New Hampshire Gov. Chris Sununu said Thursday the acquittal of Texas Attorney General Ken Paxton at the end of his impeachment trial last week was “completely embarrassing” because the evidence was clear against the state’s top lawyer, adding that the final decision “seemed like it was a baked-in vote before it started.”
“These things are really bad for America,” Sununu, a Republican, said during the opening keynote of the 2023 Texas Tribune Festival about the recent impeachments of Paxton, President Joe Biden and former President Donald Trump. “In this case in Texas, it looked like, to me, it was very justified and he probably should have been found guilty, and I don’t mind saying that.”
Texas senators, who acted as jurors in Paxton’s trial, voted Saturday to acquit the attorney general in 16 articles of impeachment that accused him of abuse of office and bribery.
Sununu’s remarks during a conversation with Tribune co-founder Evan Smith arrived near the end of him laying out his vision for a future in which the Republican Party moves away from Trump.

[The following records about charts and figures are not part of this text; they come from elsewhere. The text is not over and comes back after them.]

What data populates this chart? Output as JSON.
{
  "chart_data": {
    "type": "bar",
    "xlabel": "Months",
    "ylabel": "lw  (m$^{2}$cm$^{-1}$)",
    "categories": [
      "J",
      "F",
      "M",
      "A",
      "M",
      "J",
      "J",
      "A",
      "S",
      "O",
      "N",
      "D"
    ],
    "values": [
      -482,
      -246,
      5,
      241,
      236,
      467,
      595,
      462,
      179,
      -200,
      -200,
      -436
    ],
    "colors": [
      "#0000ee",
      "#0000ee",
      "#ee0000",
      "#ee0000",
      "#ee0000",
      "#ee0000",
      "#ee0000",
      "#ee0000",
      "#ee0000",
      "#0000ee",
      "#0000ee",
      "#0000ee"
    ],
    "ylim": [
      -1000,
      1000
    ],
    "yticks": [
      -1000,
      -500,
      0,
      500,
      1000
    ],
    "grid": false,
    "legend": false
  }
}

But despite his criticism, he played down concerns about the former president, at one point saying Trump was “too dumb to be a danger” for democracy.
Still, he said he wanted a Republican to replace Biden in next year’s election. In order to get a Republican in the White House, he said candidates running for the party’s nomination should consider dropping out of the race if they don’t qualify for debates — and that donors should cut off their support from underperforming candidates to help narrow the field to the best challengers.
Sununu said he ruled out running for president because it would have been hard on his family.
The vision of the Republican Party he described stood in stark contrast to the GOP’s reality in Texas, where state leaders have constantly focused on social issues that Sununu said are best dealt with at the local level.
“Look, low taxes, limited government, local control … the government isn’t here to solve your problems — it’s not,” Sununu said to a few cheers. “I don’t know what your needs are, I don’t know what your business needs are, I don’t know what your kids’ needs are in education. So my job is to open as many doors of opportunity for you, your family, your business.”
“You decide what door is best for you, not me,” he added.
Sununu also said abortion was up to states, which drew boos from the audience. He criticized Biden for the state of the economy, calling inflation “the worst tax on the poor” and pointing to soaring credit card debt.
During other moments, he cast a sense of hope and optimism.
“We have an amazing system here in this country,” he said. “I might not like the policies of the left, you might not like the policies of the right, but that doesn’t mean that our whole foundations and our system are going to crumble, because at the end of the day the most important part still stands: You have the vote, you have the say.”